Benjamin Holzer aus Biel BE spürte am 3. August 2020 plötzlich starke Schmerzen im rechten Unterschenkel. Er zitterte am ganzen Körper und hatte hohes Fieber. «Es kam wie aus dem Nichts», erzählt der heute 40-Jährige, der damals 200 Kilo wog. Die Ärzte im Inselspital operierten ihn noch in der gleichen Nacht. Dabei stellten sie fest, dass die Haut am Unterschenkel, das darunterliegende Gewebe und die Lymphwege stark entzündet waren.
Weitere zehn Operationen folgten, die meisten davon in Vollnarkose. Zuletzt trugen die Ärzte grossflächig Gewebe ab und deckten die Wunde mit transplantierter Haut vom gesunden Bein. Erst jetzt war die Infektion besiegt. «Ich war fix und fertig», erinnert sich Benjamin Holzer.
«Spitalärzte halfen mir nicht weiter»
Am 9. September 2020 konnte Holzer das Berner Inselspital verlassen. Sein Unterschenkel ist seither zweieinhalb Zentimeter dünner als vorher. Er muss das Bein sein Leben lang akribisch pflegen, weil transplantierte Haut schnell reissen und sich entzünden kann. Zudem muss er den Unterschenkel mindestens jeden zweiten Tag von der Spitex einfetten, polstern und einbandagieren lassen.
Genau das wurde nach Benjamin Holzers Heimkehr zum Problem. Denn die Ärzte fanden keine Klinik, welche die Rehabilitation übernahm. «Die Ärzte im Inselspital halfen mir überhaupt nicht weiter», sagt Holzer. Schliesslich zog er zu seiner 72-jährigen Mutter, einer gelernten Krankenschwester. Im Kinderzimmer päppelte sie ihren Sohn wieder auf.
Krankenkasse verweigerte Zahlung
Hinzu kam: Auch mit der Krankenkasse Groupe Mutuel gab es Schwierigkeiten. Sie weigerte sich, die Kosten von Fr. 524.30 zu übernehmen für den Gazeverband Bactigras, der mit Antibiotika beschichtet ist. Das brachte Wenigverdiener Holzer in finanzielle Probleme.

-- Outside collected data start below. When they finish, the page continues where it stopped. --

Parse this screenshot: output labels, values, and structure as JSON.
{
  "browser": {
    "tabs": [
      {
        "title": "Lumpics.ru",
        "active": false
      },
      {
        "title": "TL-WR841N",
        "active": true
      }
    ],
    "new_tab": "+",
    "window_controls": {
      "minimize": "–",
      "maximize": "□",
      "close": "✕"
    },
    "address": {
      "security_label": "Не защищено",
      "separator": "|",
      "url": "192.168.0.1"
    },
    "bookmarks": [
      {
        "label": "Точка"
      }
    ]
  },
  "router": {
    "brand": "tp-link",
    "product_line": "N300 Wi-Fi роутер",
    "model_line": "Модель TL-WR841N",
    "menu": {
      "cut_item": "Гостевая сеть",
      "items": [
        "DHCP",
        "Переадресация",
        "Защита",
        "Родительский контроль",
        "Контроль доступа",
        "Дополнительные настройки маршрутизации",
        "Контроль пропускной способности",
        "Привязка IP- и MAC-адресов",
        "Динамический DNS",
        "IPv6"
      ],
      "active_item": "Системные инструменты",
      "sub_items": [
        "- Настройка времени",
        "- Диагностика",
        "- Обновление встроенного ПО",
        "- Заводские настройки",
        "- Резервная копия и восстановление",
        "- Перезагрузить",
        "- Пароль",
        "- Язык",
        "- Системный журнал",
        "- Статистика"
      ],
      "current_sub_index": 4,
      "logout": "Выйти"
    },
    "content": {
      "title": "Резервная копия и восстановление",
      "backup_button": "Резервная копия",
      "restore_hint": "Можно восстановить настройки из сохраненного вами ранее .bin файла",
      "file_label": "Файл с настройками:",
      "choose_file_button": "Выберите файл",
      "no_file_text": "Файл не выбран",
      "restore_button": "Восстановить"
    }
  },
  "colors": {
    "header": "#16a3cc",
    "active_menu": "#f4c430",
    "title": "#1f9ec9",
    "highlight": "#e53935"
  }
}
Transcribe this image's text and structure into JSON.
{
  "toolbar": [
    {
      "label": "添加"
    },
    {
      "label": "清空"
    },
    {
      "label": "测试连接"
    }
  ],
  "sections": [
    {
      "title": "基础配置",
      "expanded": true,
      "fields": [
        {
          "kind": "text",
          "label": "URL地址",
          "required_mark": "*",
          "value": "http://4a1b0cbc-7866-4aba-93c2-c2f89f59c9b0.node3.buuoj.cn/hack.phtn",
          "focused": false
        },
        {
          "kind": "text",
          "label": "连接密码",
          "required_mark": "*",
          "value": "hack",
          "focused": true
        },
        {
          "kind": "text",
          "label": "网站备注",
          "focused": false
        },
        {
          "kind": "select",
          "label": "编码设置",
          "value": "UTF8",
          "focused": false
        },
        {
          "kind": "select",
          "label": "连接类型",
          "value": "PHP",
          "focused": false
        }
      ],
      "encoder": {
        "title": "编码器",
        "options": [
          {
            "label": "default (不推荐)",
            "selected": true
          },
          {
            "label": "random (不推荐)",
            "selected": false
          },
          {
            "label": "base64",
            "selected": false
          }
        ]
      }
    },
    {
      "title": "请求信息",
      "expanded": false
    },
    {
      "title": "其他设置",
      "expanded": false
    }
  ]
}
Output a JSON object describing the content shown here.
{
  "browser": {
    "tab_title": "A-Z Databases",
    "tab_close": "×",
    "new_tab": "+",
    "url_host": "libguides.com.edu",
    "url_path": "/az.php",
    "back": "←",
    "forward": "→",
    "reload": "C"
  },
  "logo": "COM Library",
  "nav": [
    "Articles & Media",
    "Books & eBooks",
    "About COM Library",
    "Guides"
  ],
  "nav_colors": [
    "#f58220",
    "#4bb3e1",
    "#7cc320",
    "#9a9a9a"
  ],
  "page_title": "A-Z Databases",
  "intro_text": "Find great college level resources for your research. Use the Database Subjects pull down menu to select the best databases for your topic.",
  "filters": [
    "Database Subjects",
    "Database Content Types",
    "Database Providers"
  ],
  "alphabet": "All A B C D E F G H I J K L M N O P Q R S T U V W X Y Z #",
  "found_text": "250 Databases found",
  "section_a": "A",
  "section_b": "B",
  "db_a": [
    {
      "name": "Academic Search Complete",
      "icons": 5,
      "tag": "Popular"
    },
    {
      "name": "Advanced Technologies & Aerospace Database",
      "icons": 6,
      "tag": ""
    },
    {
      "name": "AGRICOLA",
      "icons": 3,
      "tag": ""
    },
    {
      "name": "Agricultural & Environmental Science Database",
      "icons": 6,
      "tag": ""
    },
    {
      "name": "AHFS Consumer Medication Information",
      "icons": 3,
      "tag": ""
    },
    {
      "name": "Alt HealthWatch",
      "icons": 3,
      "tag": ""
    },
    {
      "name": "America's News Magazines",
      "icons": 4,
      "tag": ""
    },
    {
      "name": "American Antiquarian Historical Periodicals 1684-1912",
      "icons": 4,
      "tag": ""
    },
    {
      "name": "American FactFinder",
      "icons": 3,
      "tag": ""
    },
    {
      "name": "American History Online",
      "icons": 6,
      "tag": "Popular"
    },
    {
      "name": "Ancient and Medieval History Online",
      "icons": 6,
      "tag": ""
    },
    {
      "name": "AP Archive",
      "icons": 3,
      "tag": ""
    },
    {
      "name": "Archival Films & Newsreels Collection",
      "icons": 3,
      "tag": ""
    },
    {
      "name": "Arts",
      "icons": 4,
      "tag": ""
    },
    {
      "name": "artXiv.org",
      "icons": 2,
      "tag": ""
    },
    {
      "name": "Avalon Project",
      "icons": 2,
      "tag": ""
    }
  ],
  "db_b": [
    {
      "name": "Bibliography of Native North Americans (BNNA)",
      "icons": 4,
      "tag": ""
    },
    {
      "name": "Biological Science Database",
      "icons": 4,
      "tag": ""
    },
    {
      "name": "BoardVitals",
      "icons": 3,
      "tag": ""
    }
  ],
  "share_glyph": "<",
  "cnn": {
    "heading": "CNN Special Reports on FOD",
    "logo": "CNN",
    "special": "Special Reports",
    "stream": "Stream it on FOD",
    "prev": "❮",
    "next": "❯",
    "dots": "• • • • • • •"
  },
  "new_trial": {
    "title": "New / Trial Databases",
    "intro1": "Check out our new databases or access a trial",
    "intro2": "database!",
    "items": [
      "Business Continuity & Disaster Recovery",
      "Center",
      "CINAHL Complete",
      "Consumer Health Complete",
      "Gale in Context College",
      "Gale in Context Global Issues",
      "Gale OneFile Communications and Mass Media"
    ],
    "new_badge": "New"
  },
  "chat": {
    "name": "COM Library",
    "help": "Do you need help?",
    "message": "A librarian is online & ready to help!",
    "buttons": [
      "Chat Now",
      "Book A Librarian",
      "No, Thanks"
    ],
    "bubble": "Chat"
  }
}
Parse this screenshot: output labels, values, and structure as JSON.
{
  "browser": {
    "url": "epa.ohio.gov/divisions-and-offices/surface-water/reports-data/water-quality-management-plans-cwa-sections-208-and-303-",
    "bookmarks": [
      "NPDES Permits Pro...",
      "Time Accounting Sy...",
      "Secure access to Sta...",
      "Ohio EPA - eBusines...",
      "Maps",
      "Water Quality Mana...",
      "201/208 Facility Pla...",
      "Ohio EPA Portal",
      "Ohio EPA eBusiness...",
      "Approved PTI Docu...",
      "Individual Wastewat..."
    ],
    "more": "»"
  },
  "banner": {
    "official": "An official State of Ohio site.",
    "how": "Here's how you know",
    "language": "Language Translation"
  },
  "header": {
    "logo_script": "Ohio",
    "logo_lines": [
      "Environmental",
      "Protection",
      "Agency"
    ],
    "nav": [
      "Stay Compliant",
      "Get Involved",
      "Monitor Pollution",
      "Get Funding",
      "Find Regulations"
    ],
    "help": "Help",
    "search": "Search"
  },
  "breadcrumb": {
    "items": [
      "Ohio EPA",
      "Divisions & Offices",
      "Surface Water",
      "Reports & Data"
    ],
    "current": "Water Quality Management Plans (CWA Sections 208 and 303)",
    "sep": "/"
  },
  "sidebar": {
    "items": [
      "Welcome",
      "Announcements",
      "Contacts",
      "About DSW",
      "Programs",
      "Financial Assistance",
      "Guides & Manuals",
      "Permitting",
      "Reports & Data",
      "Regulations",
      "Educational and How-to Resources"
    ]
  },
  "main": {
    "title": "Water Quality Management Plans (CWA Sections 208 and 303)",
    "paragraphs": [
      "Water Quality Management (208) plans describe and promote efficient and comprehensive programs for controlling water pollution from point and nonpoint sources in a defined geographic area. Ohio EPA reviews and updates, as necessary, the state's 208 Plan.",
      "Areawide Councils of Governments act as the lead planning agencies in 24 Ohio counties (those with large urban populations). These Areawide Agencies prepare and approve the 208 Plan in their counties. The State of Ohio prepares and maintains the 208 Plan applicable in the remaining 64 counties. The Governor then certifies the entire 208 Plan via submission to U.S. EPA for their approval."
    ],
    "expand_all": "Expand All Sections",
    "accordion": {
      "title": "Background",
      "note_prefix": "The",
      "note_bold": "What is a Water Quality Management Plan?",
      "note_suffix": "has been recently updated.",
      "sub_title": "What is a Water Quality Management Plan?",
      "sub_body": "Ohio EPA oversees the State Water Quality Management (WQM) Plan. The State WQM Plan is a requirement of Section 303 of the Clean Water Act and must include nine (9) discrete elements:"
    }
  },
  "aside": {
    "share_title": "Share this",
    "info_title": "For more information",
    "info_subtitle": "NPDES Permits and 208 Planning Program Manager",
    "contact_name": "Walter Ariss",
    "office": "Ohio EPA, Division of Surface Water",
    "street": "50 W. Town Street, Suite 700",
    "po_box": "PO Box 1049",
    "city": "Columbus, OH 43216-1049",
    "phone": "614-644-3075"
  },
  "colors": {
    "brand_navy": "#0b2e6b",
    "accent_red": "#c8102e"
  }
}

Er sagt: «Ich fühlte mich völlig allein gelassen und hatte nicht die Kraft, mich zu wehren.» Die Stiftung Pro Infirmis sprang schliesslich ein und übernahm die Kosten für den Verband.
Gesundheitstipp-Arzt Thomas Walser sagt dazu: «Die Ärzte hätten in einem Zeugnis klar festhalten müssen, dass der Patient Bactigras als Heilmittel immer noch braucht und nicht nur als Hilfsmittel, das von der Kasse nicht bezahlt werden muss.»
Als es ihm besser ging, reklamierte Holzer doch noch. Danach prüfte die Groupe Mutuel das Anliegen und stellte dabei fest, dass der Gazeverband Bactigras unerlässlich war. Sie übernahm schliesslich die Kosten und entschuldigte sich bei Holzer. Das Berner Inselspital nahm zu den Vorwürfen nicht Stellung. Man biete dem Patienten ein Gespräch an.
Das gilt bei einem Spitalaustritt
Das Spital muss
- notwendige Therapien oder Beratungen verordnen,
- einen Austrittsbericht ausstellen für den Hausarzt,
- Rezepte für Medikamente ausstellen,
- Hilfsmittel wie Rollstuhl, Krücken, Verbandsmaterial organisieren,
- ein Arbeitsunfähigkeitszeugnis ausstellen,
- Rehabilitation organisieren, falls diese vom Spital als nötig erachtet wird,
- der Spitex alle relevanten Angaben weitergeben und falls nötig Termin abmachen,
- über weitere Kontrolltermine im Spital informieren
Der Patient muss
- den Transport nach Hause organisieren und bezahlen, falls nicht Angehörige fahren,
- mit der Spitex einen Termin abmachen, falls dieser nicht sofort nötig ist,
- Mit dem Hausarzt einen Termin vereinbaren.